Quien se aventura en el tráfico capitalino descubre que la Ciudad de México está a dos horas… ¡de la Ciudad de México! Sólo los fugitivos pretenden ir a toda velocidad. Aceleras cuando alguien te dispara, como ocurre en la escena inicial de Amores perros, que desemboca en un accidente aparatoso: avanzar era una vana ilusión.
La película se estrenó en el canónico año 2000, poco antes de que Fox ganara las elecciones. En el “momento del cambio”, la economía informal representaba el 64.3 por ciento de la fuerza de trabajo (en forma lógica, las transacciones de la cinta se hacen en efectivo) y el país era un paraíso de multimillonarios (el 10 por ciento más acaudalado ganaba 30 veces más que el 50 por ciento más pobre). En Amores perros, ese mundo roto, desigual, busca escape en la religiosidad, el dinero rápido del crimen, las pasiones destructivas.
La película estalló en las pantallas con la fuerza del choque donde se intersectan sus tres historias. El novelista Guillermo Arriaga creó una poderosa trama de hermanos en disputa, padres ausentes y perros que acompañan en el bien y el mal. Por su parte, el fotógrafo Rodrigo Prieto transformó el hiriente sol de la Ciudad de México en un clima único, de asfixiante veracidad.
Formado en el cuarto de máquinas de la radio y la publicidad, González Iñárritu sabía cómo manejar las cámaras y los sonidos, pero carecía de experiencia con actores. Tomó clases con el director polaco Ludwik Margules, que le dio un consejo minimalista sin quitarse la pipa de los labios: “Hay tres posibilidades para un actor: sentado, parado o acostado”. Ubicar a los cuerpos en el espacio decide lo que pasará después.
No hay arte sin desperdicio. Para llegar a la versión final de 2 horas y 34 minutos, González Iñárritu filmó 280 horas, equivalentes a 300 kilómetros de película, la distancia entre México y Orizaba.
Ese material fue custodiado por la UNAM. El director acaba de regresar a su película, no con afán nostálgico, sino en pos de la materia viva que no se había utilizado. El resultado fue la instalación Sueño perro, que el 5 de octubre se inaugura en la galería Lago Algo.
González Iñárritu hizo a un lado la trama para realzar la gramática visual, reforzada por los sugerentes sonidos urbanos que diseñó Martín Hernández.
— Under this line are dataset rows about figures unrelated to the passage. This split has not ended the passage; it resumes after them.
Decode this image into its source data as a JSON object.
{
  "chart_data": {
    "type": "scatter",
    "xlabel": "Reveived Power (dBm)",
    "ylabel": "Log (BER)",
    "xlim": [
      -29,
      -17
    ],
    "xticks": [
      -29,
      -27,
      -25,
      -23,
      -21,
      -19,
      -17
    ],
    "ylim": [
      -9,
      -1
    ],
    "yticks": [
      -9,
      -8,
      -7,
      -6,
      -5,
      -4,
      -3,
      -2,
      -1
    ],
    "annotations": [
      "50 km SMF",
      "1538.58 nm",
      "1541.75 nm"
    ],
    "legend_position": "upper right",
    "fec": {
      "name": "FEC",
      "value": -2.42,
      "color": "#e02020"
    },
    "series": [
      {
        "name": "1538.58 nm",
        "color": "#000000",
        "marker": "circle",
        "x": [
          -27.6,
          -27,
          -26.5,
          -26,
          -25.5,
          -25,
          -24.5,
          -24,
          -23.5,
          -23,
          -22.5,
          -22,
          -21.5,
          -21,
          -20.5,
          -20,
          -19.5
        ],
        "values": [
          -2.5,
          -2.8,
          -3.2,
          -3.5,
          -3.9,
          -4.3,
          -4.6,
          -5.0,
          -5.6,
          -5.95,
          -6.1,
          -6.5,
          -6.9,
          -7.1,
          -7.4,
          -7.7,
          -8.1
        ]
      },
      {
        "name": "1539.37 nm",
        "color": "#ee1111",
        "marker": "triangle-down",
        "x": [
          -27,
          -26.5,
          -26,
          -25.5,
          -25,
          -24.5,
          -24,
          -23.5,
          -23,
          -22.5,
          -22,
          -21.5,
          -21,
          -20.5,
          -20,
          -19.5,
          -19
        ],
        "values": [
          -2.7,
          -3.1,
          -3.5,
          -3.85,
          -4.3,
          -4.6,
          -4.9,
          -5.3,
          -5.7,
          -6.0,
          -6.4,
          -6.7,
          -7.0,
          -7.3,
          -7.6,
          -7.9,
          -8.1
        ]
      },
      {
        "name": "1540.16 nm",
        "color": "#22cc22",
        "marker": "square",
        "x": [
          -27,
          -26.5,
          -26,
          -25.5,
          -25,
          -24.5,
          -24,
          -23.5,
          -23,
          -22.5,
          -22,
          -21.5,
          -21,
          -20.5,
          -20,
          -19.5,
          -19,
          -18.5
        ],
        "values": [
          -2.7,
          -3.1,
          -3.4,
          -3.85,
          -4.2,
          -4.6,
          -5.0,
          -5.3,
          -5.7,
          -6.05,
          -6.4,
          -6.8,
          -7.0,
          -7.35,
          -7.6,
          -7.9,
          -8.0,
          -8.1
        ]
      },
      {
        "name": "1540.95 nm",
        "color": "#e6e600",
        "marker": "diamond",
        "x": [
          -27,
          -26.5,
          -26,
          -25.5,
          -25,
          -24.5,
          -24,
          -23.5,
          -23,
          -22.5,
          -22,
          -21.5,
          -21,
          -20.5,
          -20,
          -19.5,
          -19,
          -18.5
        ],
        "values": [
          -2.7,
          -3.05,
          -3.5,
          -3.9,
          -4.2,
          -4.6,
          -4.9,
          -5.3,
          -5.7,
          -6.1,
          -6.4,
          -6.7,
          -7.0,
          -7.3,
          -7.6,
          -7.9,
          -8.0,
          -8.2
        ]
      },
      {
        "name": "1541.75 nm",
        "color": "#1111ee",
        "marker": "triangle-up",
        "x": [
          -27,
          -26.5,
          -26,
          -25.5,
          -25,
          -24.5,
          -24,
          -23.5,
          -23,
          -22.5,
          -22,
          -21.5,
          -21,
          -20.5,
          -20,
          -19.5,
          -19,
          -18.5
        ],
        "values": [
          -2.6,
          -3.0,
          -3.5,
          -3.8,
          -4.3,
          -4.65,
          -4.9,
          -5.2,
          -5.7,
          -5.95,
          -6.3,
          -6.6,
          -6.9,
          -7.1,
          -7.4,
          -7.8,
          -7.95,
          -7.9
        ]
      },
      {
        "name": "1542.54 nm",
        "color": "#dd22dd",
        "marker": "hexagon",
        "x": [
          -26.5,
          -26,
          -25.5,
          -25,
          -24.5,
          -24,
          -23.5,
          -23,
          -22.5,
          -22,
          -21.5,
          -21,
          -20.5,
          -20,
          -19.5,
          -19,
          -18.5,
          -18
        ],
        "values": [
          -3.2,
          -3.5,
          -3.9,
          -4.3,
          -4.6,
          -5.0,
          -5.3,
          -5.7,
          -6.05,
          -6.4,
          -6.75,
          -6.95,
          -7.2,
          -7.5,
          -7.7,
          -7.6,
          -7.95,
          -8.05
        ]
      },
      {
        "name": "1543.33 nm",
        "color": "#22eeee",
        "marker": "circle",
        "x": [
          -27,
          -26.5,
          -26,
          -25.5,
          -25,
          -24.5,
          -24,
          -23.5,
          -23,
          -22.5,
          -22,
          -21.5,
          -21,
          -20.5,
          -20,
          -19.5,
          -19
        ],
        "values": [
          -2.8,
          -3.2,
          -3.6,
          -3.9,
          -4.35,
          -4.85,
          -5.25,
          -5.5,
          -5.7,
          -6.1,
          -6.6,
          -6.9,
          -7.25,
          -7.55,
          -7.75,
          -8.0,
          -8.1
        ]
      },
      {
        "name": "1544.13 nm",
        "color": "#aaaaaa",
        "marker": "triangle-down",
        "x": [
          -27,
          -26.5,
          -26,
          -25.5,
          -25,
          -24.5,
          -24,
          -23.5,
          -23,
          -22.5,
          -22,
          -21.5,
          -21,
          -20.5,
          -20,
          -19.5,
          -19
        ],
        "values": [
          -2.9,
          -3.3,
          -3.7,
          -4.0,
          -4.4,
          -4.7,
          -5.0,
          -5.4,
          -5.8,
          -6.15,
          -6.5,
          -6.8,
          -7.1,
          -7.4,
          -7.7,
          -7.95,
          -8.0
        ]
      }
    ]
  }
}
La instalación pone de relieve una obsesión del director: ¿Es posible acceder al más íntimo de los sentidos a través del oído y la vista? En otras palabras: ¿A qué huele una película?
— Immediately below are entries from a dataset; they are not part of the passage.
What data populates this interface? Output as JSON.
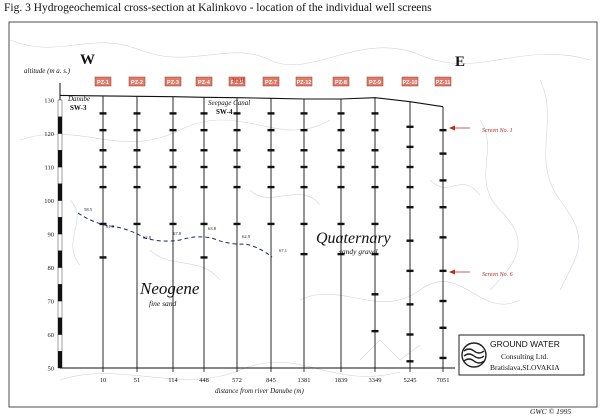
{
  "figure": {
    "title": "Fig. 3 Hydrogeochemical cross-section at Kalinkovo - location of the individual well screens",
    "west_label": "W",
    "east_label": "E",
    "altitude_axis_label": "altitude (m a. s.)",
    "distance_axis_label": "distance from river Danube (m)",
    "well_label": "Well",
    "copyright": "GWC © 1995"
  },
  "chart_data": {
    "type": "cross-section",
    "ylabel": "altitude (m a. s.)",
    "xlabel": "distance from river Danube (m)",
    "ylim": [
      50,
      135
    ],
    "y_ticks": [
      50,
      60,
      70,
      80,
      90,
      100,
      110,
      120,
      130
    ],
    "x_ticks": [
      "10",
      "51",
      "114",
      "448",
      "572",
      "845",
      "1381",
      "1839",
      "3349",
      "5245",
      "7051"
    ],
    "wells": [
      {
        "name": "PZ-1",
        "ground": 131.2,
        "screens": [
          126,
          121,
          115,
          110,
          104,
          93,
          83
        ]
      },
      {
        "name": "PZ-2",
        "ground": 131.1,
        "screens": [
          126,
          121,
          115,
          110,
          104,
          93
        ]
      },
      {
        "name": "PZ-3",
        "ground": 131.0,
        "screens": [
          126,
          121,
          115,
          110,
          104,
          93
        ]
      },
      {
        "name": "PZ-4",
        "ground": 130.8,
        "screens": [
          126,
          121,
          115,
          110,
          104,
          93,
          83
        ]
      },
      {
        "name": "PZ-5",
        "ground": 130.7,
        "screens": [
          126,
          121,
          115,
          110,
          104,
          93
        ]
      },
      {
        "name": "PZ-7",
        "ground": 130.5,
        "screens": [
          126,
          121,
          115,
          110,
          104,
          93
        ]
      },
      {
        "name": "PZ-12",
        "ground": 130.3,
        "screens": [
          126,
          121,
          115,
          110,
          104,
          93,
          84
        ]
      },
      {
        "name": "PZ-8",
        "ground": 130.3,
        "screens": [
          126,
          121,
          115,
          110,
          104,
          93,
          84
        ]
      },
      {
        "name": "PZ-9",
        "ground": 130.7,
        "screens": [
          126,
          121,
          115,
          110,
          104,
          93,
          84,
          72,
          61
        ]
      },
      {
        "name": "PZ-10",
        "ground": 129.5,
        "screens": [
          122,
          116,
          110,
          104,
          98,
          88,
          79,
          69,
          60,
          52
        ]
      },
      {
        "name": "PZ-11",
        "ground": 128.0,
        "screens": [
          121,
          114,
          106,
          98,
          89,
          79,
          70,
          62,
          53
        ]
      }
    ],
    "boundary_values": [
      {
        "label": "58.5"
      },
      {
        "label": "61.8"
      },
      {
        "label": "62.8"
      },
      {
        "label": "67.8"
      },
      {
        "label": "63.8"
      },
      {
        "label": "62.9"
      },
      {
        "label": "67.1"
      }
    ],
    "screen_annotations": [
      {
        "label": "Screen No. 1"
      },
      {
        "label": "Screen No. 6"
      }
    ]
  },
  "labels": {
    "danube": "Danube",
    "sw3": "SW-3",
    "seepage_canal": "Seepage Canal",
    "sw4": "SW-4",
    "neogene": "Neogene",
    "fine_sand": "fine sand",
    "quaternary": "Quaternary",
    "sandy_gravel": "sandy gravel"
  },
  "logo": {
    "line1": "GROUND WATER",
    "line2": "Consulting Ltd.",
    "line3": "Bratislava,SLOVAKIA"
  },
  "colors": {
    "well_box": "#e07a6a",
    "annotation_red": "#c0281e",
    "ink": "#1a1a1a",
    "map_bg": "#c9d2dc"
  }
}
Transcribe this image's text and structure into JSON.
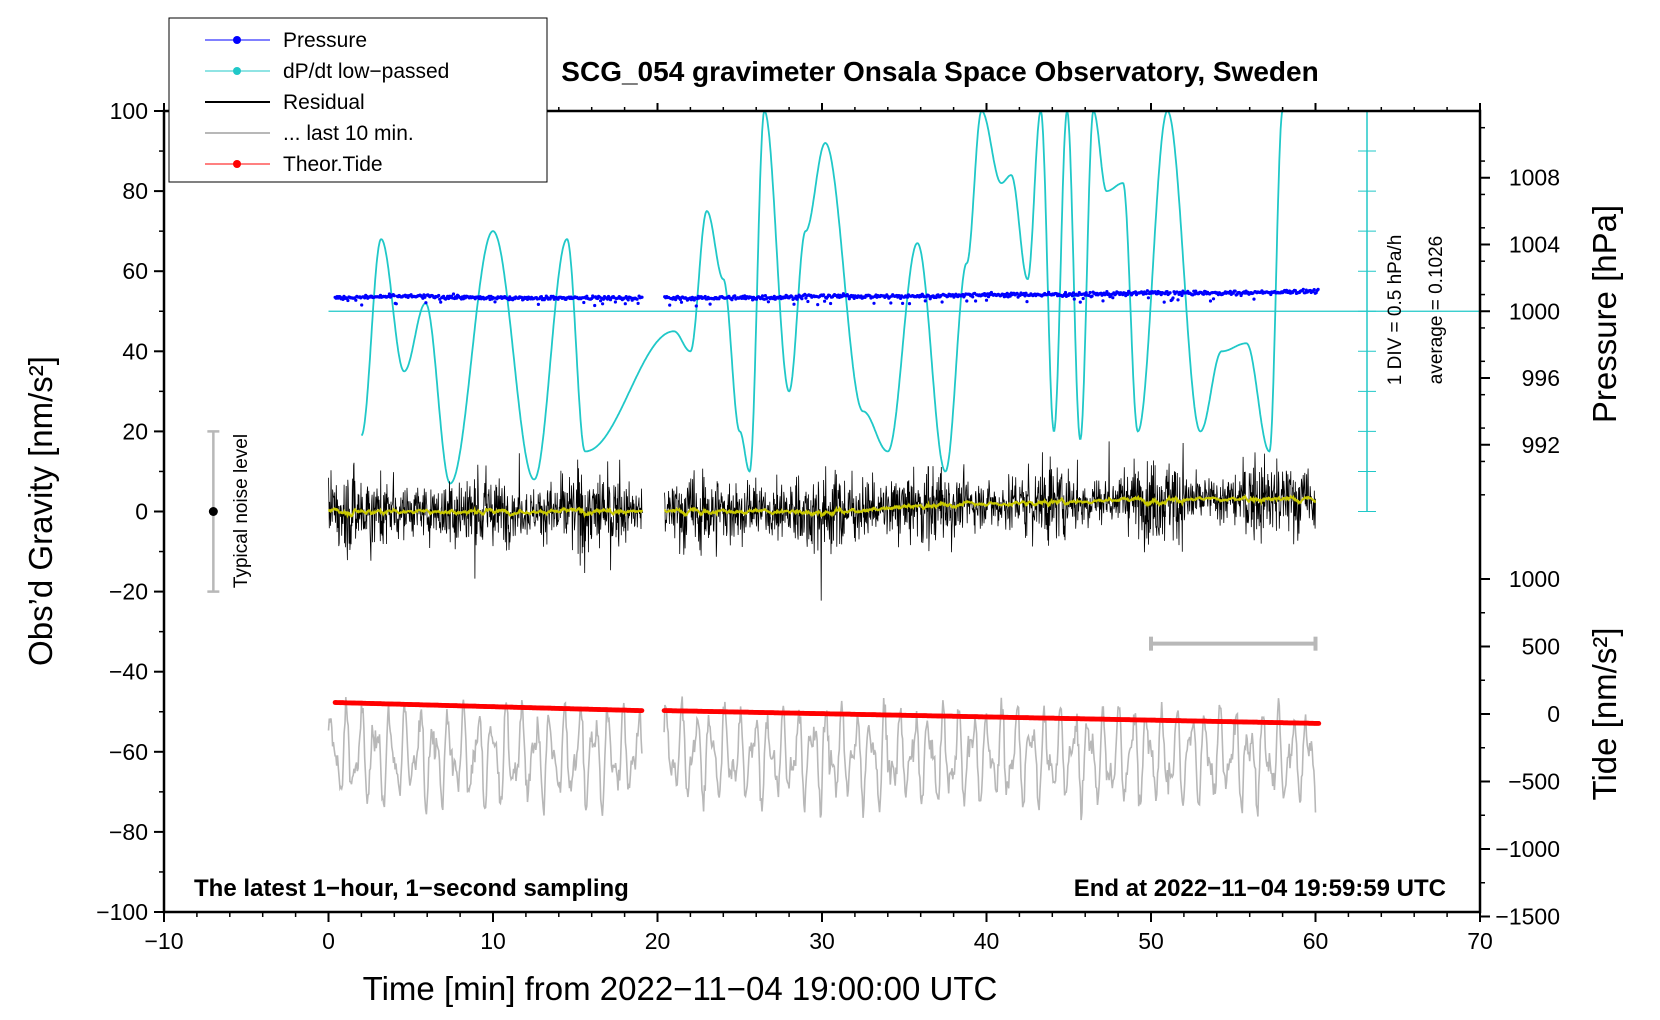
{
  "chart_data": {
    "type": "line",
    "title": "SCG_054 gravimeter Onsala Space Observatory, Sweden",
    "xlabel": "Time [min] from 2022−11−04 19:00:00 UTC",
    "ylabel_left": "Obs’d Gravity [nm/s²]",
    "ylabel_pressure": "Pressure [hPa]",
    "ylabel_tide": "Tide [nm/s²]",
    "xlim": [
      -10,
      70
    ],
    "ylim": [
      -100,
      100
    ],
    "x_ticks": [
      "−10",
      "0",
      "10",
      "20",
      "30",
      "40",
      "50",
      "60",
      "70"
    ],
    "y_ticks": [
      "100",
      "80",
      "60",
      "40",
      "20",
      "0",
      "−20",
      "−40",
      "−60",
      "−80",
      "−100"
    ],
    "pressure_ticks": [
      "1008",
      "1004",
      "1000",
      "996",
      "992"
    ],
    "tide_ticks": [
      "1000",
      "500",
      "0",
      "−500",
      "−1000",
      "−1500"
    ],
    "pressure_range_hpa": [
      988,
      1012
    ],
    "tide_range": [
      -1500,
      1500
    ],
    "legend": [
      {
        "label": "Pressure",
        "color": "#0000ff",
        "marker": true
      },
      {
        "label": "dP/dt low−passed",
        "color": "#20c8c8",
        "marker": true
      },
      {
        "label": "Residual",
        "color": "#000000",
        "marker": false
      },
      {
        "label": "... last 10 min.",
        "color": "#b8b8b8",
        "marker": false
      },
      {
        "label": "Theor.Tide",
        "color": "#ff0000",
        "marker": true
      }
    ],
    "dpdt_scale_label": "1 DIV = 0.5 hPa/h",
    "dpdt_average_label": "average = 0.1026",
    "noise_label": "Typical noise level",
    "noise_range": [
      -20,
      20
    ],
    "note_left": "The latest 1−hour, 1−second sampling",
    "note_right": "End at 2022−11−04 19:59:59 UTC",
    "last10_range_min": [
      50,
      60
    ],
    "series": [
      {
        "name": "Pressure",
        "unit": "hPa",
        "x": [
          0.4,
          5,
          10,
          15,
          19,
          20.5,
          25,
          30,
          35,
          40,
          45,
          50,
          55,
          60.2
        ],
        "values": [
          1000.8,
          1000.9,
          1000.8,
          1000.8,
          1000.8,
          1000.8,
          1000.8,
          1000.9,
          1000.9,
          1001.0,
          1001.0,
          1001.1,
          1001.1,
          1001.2
        ]
      },
      {
        "name": "dP/dt low−passed",
        "unit": "gravity-axis",
        "x": [
          2,
          3.2,
          4.6,
          5.9,
          7.4,
          10,
          12.5,
          14.5,
          15.6,
          21,
          22,
          23,
          24,
          25,
          25.6,
          26.5,
          28,
          29,
          30.2,
          32.5,
          34,
          35.8,
          37.5,
          38.8,
          39.7,
          40.9,
          41.5,
          42.5,
          43.3,
          44.1,
          44.9,
          45.7,
          46.5,
          47.3,
          48.3,
          49.2,
          51,
          53,
          54.3,
          55.8,
          57.2,
          58
        ],
        "values": [
          19,
          68,
          35,
          52,
          7,
          70,
          8,
          68,
          15,
          45,
          40,
          75,
          58,
          20,
          10,
          100,
          30,
          70,
          92,
          25,
          15,
          67,
          10,
          62,
          100,
          82,
          84,
          58,
          100,
          20,
          100,
          18,
          100,
          80,
          82,
          20,
          100,
          20,
          40,
          42,
          15,
          100
        ]
      },
      {
        "name": "Residual",
        "unit": "nm/s²",
        "x": [
          0,
          10,
          19,
          20.5,
          30,
          40,
          50,
          60
        ],
        "values": [
          0,
          0,
          0,
          0,
          0,
          2,
          3,
          3
        ]
      },
      {
        "name": "Theor.Tide",
        "unit": "nm/s²",
        "x": [
          0.4,
          19,
          20.5,
          60.2
        ],
        "values": [
          85,
          25,
          25,
          -70
        ]
      }
    ]
  }
}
González Iñárritu no quiso retratar un México de tarjeta postal. En Amores perros no hay monumentos reconocibles ni sitios emblemáticos. La ciudad se conoce por sus espacios ocultos: traspatios, azoteas, pasillos húmedos, cuartos sofocantes. Una urbe sensorial, íntima.
La locación principal fue encontrada gracias a una de nuestras conflictivas costumbres. El director hablaba por teléfono afuera del sitio donde quería escenificar las peleas de perros cuando fue asaltado. Como tantos chilangos, tuvo que colgar diciendo: “Te hablo luego porque me están robando”. Después de entregar lo que tenía, se enteró de que los ladrones eran dueños del sitio donde deseaba filmar y les propuso que trabajaran de extras. Esa inmersión en la realidad le reveló que el mejor acuerdo se sella con adversarios.
Durante el rodaje, el director veía las paredes descarapeladas y se preguntaba si podría transmitir ese desgaste de un modo casi olfativo. El dramaturgo y director argentino Mauricio Kartun piensa de modo parecido: “Los artistas no trabajamos con el plato del día. Trabajamos sobre el olor que sale por el extractor de la cocina. Lo que le llega al artista es lo que está flotando”.
Eso fue lo que buscó González Iñárritu en la película y lo que explora en su reciente instalación. Quien capta la incierta atmósfera de una época transforma ese momento en algo definitivo.
En su novela Oryx y Crake, Margaret Atwood explica que los sapos hacen ruidos para aparearse. Los más estruendosos consiguen las mejores parejas. ¿Qué hacen los sapos ingeniosos? Uno de ellos descubrió que, si croaba sobre una tubería, el sonido se expandía con fuerza inusual. Es el truco del arte.
A 25 años de su opera prima, González Iñárritu sigue buscando un singular trasvase de los sentidos, lograr que las imágenes y los sonidos se respiren y transmitan la inasible sustancia del tiempo.